Marken

Marken

De marken van Zelhem als bestuursvorm

Er dreigen zich teveel boeren in dit gebied te vestigen om het onverdeelde en onontgonnen land doelmatig te kunnen exploiteren. Voor het weiden van het vee en de plaggenbemesting van hun enken en kampen is veel woeste grond nodig. Daarom wensen de landeigenaren en eigengeërfde boeren een bepaalde organisatie om de zaken in goede banen te leiden en ieders rechten te beschermen. Er moet worden voorkomen dat heide en veen compleet worden afgegraven, omgehakt en afgebrand, en dat het woeste land daardoor tot één groot stuivezand zal worden.
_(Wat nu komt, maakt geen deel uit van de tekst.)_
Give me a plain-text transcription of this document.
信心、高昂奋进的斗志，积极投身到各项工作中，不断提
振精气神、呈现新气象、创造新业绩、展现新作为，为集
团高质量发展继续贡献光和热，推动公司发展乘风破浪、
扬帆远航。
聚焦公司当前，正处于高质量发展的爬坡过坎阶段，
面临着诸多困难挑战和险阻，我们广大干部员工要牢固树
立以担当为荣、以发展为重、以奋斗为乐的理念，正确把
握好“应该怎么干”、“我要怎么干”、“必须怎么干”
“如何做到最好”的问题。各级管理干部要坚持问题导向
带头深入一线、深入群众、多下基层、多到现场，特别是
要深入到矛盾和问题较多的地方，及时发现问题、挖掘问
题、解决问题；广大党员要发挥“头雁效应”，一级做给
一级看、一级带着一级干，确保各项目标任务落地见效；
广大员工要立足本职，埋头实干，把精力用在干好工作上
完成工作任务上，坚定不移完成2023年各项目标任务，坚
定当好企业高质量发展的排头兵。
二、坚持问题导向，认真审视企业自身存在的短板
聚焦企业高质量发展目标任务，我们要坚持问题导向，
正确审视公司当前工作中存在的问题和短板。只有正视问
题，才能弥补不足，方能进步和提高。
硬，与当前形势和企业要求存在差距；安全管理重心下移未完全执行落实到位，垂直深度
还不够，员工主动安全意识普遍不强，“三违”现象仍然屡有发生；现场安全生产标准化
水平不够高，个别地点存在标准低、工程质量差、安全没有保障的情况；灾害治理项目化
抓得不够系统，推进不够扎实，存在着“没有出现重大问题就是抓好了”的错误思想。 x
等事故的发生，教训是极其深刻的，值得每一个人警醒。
Het gebied dat zij met elkaar bewonen en bewerken zetten ze af met marca’s. Dat is het latijnse woord voor grens. Het zijn gemerkte bomen of merkpalen, waaruit het woord ‘mark’ ontstaat. Samen regelen de boeren alle zaken volgens de olde gewoonten die ze witten en waren noemen.

Geërfden, erfgenamen, gewaarden of markgenoten geheten, zijn de eigenaars van hoeven.

Bouwlieden zijn de pachters van die hoeven.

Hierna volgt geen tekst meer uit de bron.